The numbers of the papers focused on the problem of fusion between radar and image sensors in targets tracking have appeared in recent years [42,43]. Fusion of radar data and infrared images could improve the positioning accuracy and narrow down the image working area [43,44]. Vahdati-khajeh addressed the multi-target tracking problem for maneuvering targets in cluttered environments. The multiple scan joint probabilistic data association (MJPDA) algorithm was used for the sake of overcoming the problem of clutter points and targets which have joint observation [45]. In order to overcome the defects of the current statistical model on non-maneuvering target tracking, Chen et al. presented a novel multi-sensor data fusion algorithm for tracking the large-scale maneuvering target. The fuzzy adaptive Kalman filtering algorithm with maneuvering detection was used for large-scale maneuvering target which extracts feature data from Kalman filtering processes to estimate the magnitude and time of maneuvering. The simulation results showed that the tracking system with active and passive radar has higher precision than those with a single sensor for large-scale problems [42].

Among the hundreds of variations of image fusion techniques, the most popular and effective methods including IHS, PCA, Brovey transform, wavelet transform, and Artificial Neural Network (ANN). For convenient methods (e.g., HIS, PCA and Brovey transform), which have lower complexity and faster processing time, the most significant problem is color distortion [9]. Wavelet-based schemes perform better than convenient methods in terms of minimizing color distortion. The development of more sophisticated wavelet-based fusion algorithm (such as Ridgelet, Curvelet, and Contourlet transformation) could evidently improve performance result, but they often cause greater complexity in computation and parameters setting. Another challenge on existing fusion techniques will be the ability for processing hyper-spectral satellite sensor data. Artificial neural network seem to be one possible approach to handle the high dimension nature of hyper-spectral satellite sensor data.
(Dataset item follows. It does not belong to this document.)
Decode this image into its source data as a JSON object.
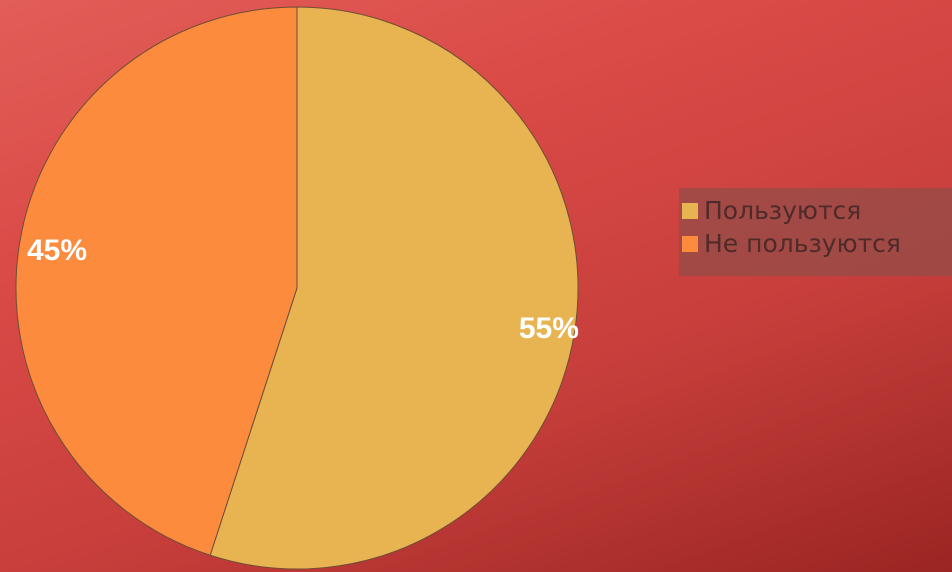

As mentioned above, each fusion method has its own set of advantages and limitations. The combination of several different fusion schemes has been approved to be the useful strategy which may achieve better quality of results [9,17]. As a case in point, quite a few researchers have focused on incorporating the traditional IHS method into wavelet transforms, since the IHS fusion method performs well spatially while the wavelet methods perform well spectrally [17,46]. However, selection and arrangement of those candidate fusion schemes are quite arbitrary and often depends upon the user's experience. Optimal combining strategy for different fusion algorithms, in another word, ‘algorithm fusion’ strategy, is thus urgent needed. Further investigations are necessary for the following aspects:

Design of a general framework for combination of different fusion approaches;

Automatic quality assessment is highly desirable to evaluate the possible benefits of fusion, to determine an optimal setting of parameters for a certain fusion scheme, as well as to compare results obtained with different algorithms [17]. Mathematical methods were used to judge the quality of merged imagery in respect to their improvement of spatial resolution while preserving the spectral content of the data. Statistical indices, such as cross entropy, mean square error, signal-to-noise ratio, have been used for evaluation purpose. While recently a few image fusion quality measures have been proposed, analytical studies of these measures have been lacking. The work of Yin et al. focused on one popular mutual information-based quality measure and weighted averaging image fusion [47]. Jiying presented a new metric based on image phase congruency to assess the performance of the image fusion algorithm [48]. However, in general, no automatic solution has been achieved to consistently produce high quality fusion for different data sets [49]. It is expected that the result of fusing data from multiple independent sensors will offer the potential for better performance than can be achieved by either sensor, and will reduce vulnerability to sensor specific countermeasures and deployment factors. We expect that future research will address new performance assessment criteria and automatic quality assessment methods.